In 2008, evangelical conservatives in Georgia and elsewhere weren’t too thrilled with John McCain’s bid to become the Republican nominee for president, and so lined up behind Mike Huckabee, the former Arkansas governor and preacher.

Four years later, Rick Santorum, the former U.S. senator from Pennsylvania, became the default setting for evangelicals suspicious of Mitt Romney, a Mormon and the GOP’s eventual nominee.

But 2016 is shaping up to be very different. With a vast field of 17 candidates, who will make their debut in a two-tiered debate on Fox News tonight, religious conservatives have a banquet of choices. Some find it baffling — and perhaps even worrisome.

Baffling because there is no obvious candidate to line up behind – or against. Which could eventually present challenges for past favorites such as Huckabee, a top-tier candidate tonight, and Santorum, who’s sitting at the kid’s table.

“I’m really torn. All my friends are in different camps,” said Pat Gartland, who ran the Christian Coalition of Georgia in the 1990s. He owes Jeb Bush for help the former governor volunteered during a recent Florida campaign. But Gartland is also obliged to Marco Rubio, who as speaker of the Florida state House passed some legislation Gartland was interested in.

And Wisconsin Gov.
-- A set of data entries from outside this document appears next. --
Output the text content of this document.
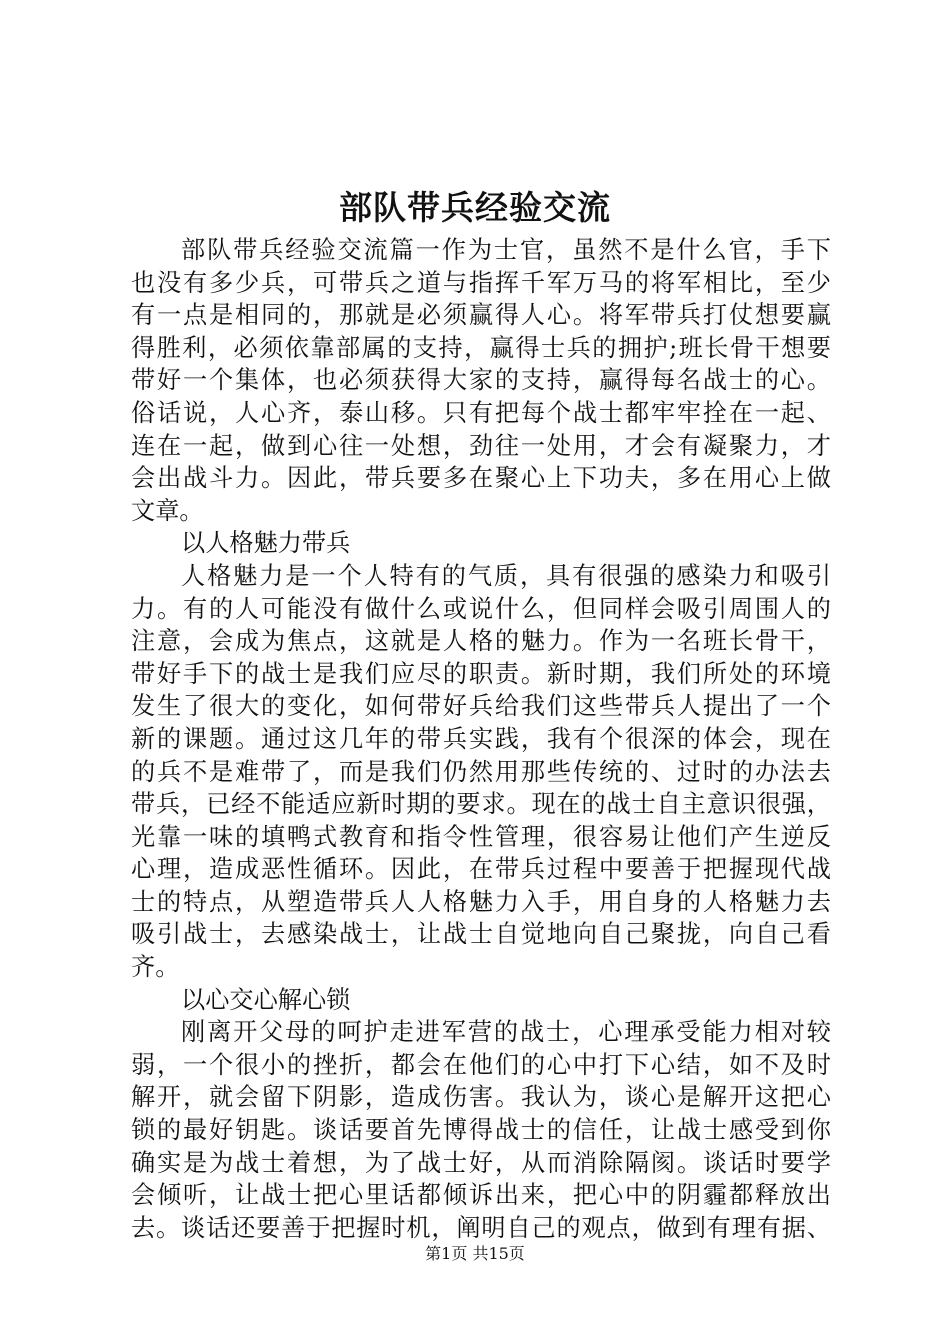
部队带兵经验交流
部队带兵经验交流篇一作为士官，虽然不是什么官，手下
也没有多少兵，可带兵之道与指挥千军万马的将军相比，至少
有一点是相同的，那就是必须赢得人心。将军带兵打仗想要赢
得胜利，必须依靠部属的支持，赢得士兵的拥护;班长骨干想要
带好一个集体，也必须获得大家的支持，赢得每名战士的心。
俗话说，人心齐，泰山移。只有把每个战士都牢牢拴在一起、
连在一起，做到心往一处想，劲往一处用，才会有凝聚力，才
会出战斗力。因此，带兵要多在聚心上下功夫，多在用心上做
文章。
以人格魅力带兵
人格魅力是一个人特有的气质，具有很强的感染力和吸引
力。有的人可能没有做什么或说什么，但同样会吸引周围人的
注意，会成为焦点，这就是人格的魅力。作为一名班长骨干，
带好手下的战士是我们应尽的职责。新时期，我们所处的环境
发生了很大的变化，如何带好兵给我们这些带兵人提出了一个
新的课题。通过这几年的带兵实践，我有个很深的体会，现在
的兵不是难带了，而是我们仍然用那些传统的、过时的办法去
带兵，已经不能适应新时期的要求。现在的战士自主意识很强，
光靠一味的填鸭式教育和指令性管理，很容易让他们产生逆反
心理，造成恶性循环。因此，在带兵过程中要善于把握现代战
士的特点，从塑造带兵人人格魅力入手，用自身的人格魅力去
吸引战士，去感染战士，让战士自觉地向自己聚拢，向自己看
齐。
以心交心解心锁
刚离开父母的呵护走进军营的战士，心理承受能力相对较
弱，一个很小的挫折，都会在他们的心中打下心结，如不及时
解开，就会留下阴影，造成伤害。我认为，谈心是解开这把心
锁的最好钥匙。谈话要首先博得战士的信任，让战士感受到你
确实是为战士着想，为了战士好，从而消除隔阂。谈话时要学
会倾听，让战士把心里话都倾诉出来，把心中的阴霾都释放出
去。谈话还要善于把握时机，阐明自己的观点，做到有理有据、
第1页 共15页
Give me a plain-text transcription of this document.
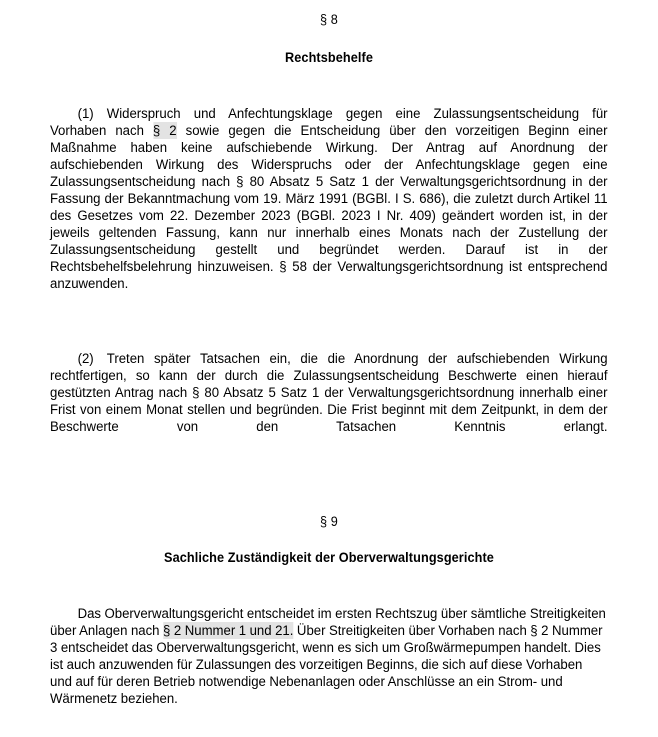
§ 8
Rechtsbehelfe

(1) Widerspruch und Anfechtungsklage gegen eine Zulassungsentscheidung für Vorhaben nach § 2 sowie gegen die Entscheidung über den vorzeitigen Beginn einer Maßnahme haben keine aufschiebende Wirkung. Der Antrag auf Anordnung der aufschiebenden Wirkung des Widerspruchs oder der Anfechtungsklage gegen eine Zulassungsentscheidung nach § 80 Absatz 5 Satz 1 der Verwaltungsgerichtsordnung in der Fassung der Bekanntmachung vom 19. März 1991 (BGBl. I S. 686), die zuletzt durch Artikel 11 des Gesetzes vom 22. Dezember 2023 (BGBl. 2023 I Nr. 409) geändert worden ist, in der jeweils geltenden Fassung, kann nur innerhalb eines Monats nach der Zustellung der Zulassungsentscheidung gestellt und begründet werden. Darauf ist in der Rechtsbehelfsbelehrung hinzuweisen. § 58 der Verwaltungsgerichtsordnung ist entsprechend anzuwenden.

(2) Treten später Tatsachen ein, die die Anordnung der aufschiebenden Wirkung rechtfertigen, so kann der durch die Zulassungsentscheidung Beschwerte einen hierauf gestützten Antrag nach § 80 Absatz 5 Satz 1 der Verwaltungsgerichtsordnung innerhalb einer Frist von einem Monat stellen und begründen. Die Frist beginnt mit dem Zeitpunkt, in dem der Beschwerte von den Tatsachen Kenntnis erlangt.

§ 9
Sachliche Zuständigkeit der Oberverwaltungsgerichte

Das Oberverwaltungsgericht entscheidet im ersten Rechtszug über sämtliche Streitigkeiten über Anlagen nach § 2 Nummer 1 und 21. Über Streitigkeiten über Vorhaben nach § 2 Nummer 3 entscheidet das Oberverwaltungsgericht, wenn es sich um Großwärmepumpen handelt. Dies ist auch anzuwenden für Zulassungen des vorzeitigen Beginns, die sich auf diese Vorhaben und auf für deren Betrieb notwendige Nebenanlagen oder Anschlüsse an ein Strom- und Wärmenetz beziehen.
Scott Walker won’t stop courting him. “Anybody who goes against unions and beats them? Wow,” Gartland said.

This is why Secretary of State Brian Kemp’s March 1 “SEC primary” and this weekend’s resulting RedState Gathering in Atlanta are so important to GOP activists in Georgia. Gartland has already met Walker, U.S. Sen. Ted Cruz of Texas, and Ohio Gov. John Kasich. He intends to kick the tires on the rest of the candidates this weekend – his antennae up for signs of vacillation and insincerity. “Hemming and hawing,” in his words.

The Rev. Jay Bailey is lead pastor at Solid Rock Assembly of God Church in Midland, Ga. On Saturday, his church will play host to an evening rally for Cruz. But Bailey isn’t ready to pledge his support.

“I’m evaluating them. There are certain things that I approve of in Ted Cruz’ positions, but I’m evaluating,” Bailey said. “This isn’t an endorsement, but an opportunity to explore.”

The indecision isn’t limited to Georgia. Last week, World Magazine, a publication aimed at religious conservatives, published an informal and admittedly unscientific poll of nearly 100 evangelical leaders on their presidential favorites.

U.S. Sen. Marco Rubio of Florida was the first or second choice of 39 percent, followed by Bush and Walker. Cruz came in fourth, and Huckabee finished much lower. Santorum and neurologist Ben Carson received not a single vote.

No surprise, but billionaire Donald Trump, whose name is associated with both casinos and multiple divorces, barely scratched.

Even beyond abortion, the top issue for these evangelical leaders was “religious freedom” – a sign of the deep worry caused by the U.S. Supreme Court’s decision establishing same-sex marriage as a constitutional right.

To Gartland and others in the religious conservative movement, this is where the surfeit of candidates becomes worrisome. With church membership down almost across the board, the culture wars going against them, and clout within the national Republican party diminished, many religious conservatives are worried that a smorgasbord of candidates could dilute their influence even further.

On Tuesday, two Florida Catholics, Jeb Bush and Marco Rubio, addressed 13,000 Southern Baptists in Nashville. Each – Rubio in a video interview and Bush in person — assured the audience that, if elected president, he would shield them from the impact of gay marriage.

“We’re now on the water’s edge of an argument that some have begun, that if you do not agree with same-sex marriage or whatever, that you’re actually discriminating against people,” Rubio said.

Bush struck a similar tone. “We don’t want to create an environment that discriminates against people based on their sexual orientation, and we certainly don’t want to discriminate against people that believe that their faith drives their actions and the things that they consider to be important. That balance is what we need to find.”

But it is significant that neither candidate, perhaps with an eye on the general election, declared that he would turn back the clock on same-sex marriage.

And that is why, this weekend, you might want to keep an eye on Ted Cruz, who appears bent on uniting liberty Republicans and evangelicals – particularly in the South. Cruz has publicly theorized that states not specifically named in the Supreme Court’s gay marriage decision are free to ignore it.

Of the 10 candidates coming to Atlanta on Friday and Saturday, his calendar is the heftiest. And at the Koch brothers retreat for mega-donors in California this weekend, the senator from Texas proclaimed that the March 1 "SEC primary" – Georgia included – would serve as "a firewall" for his candidacy.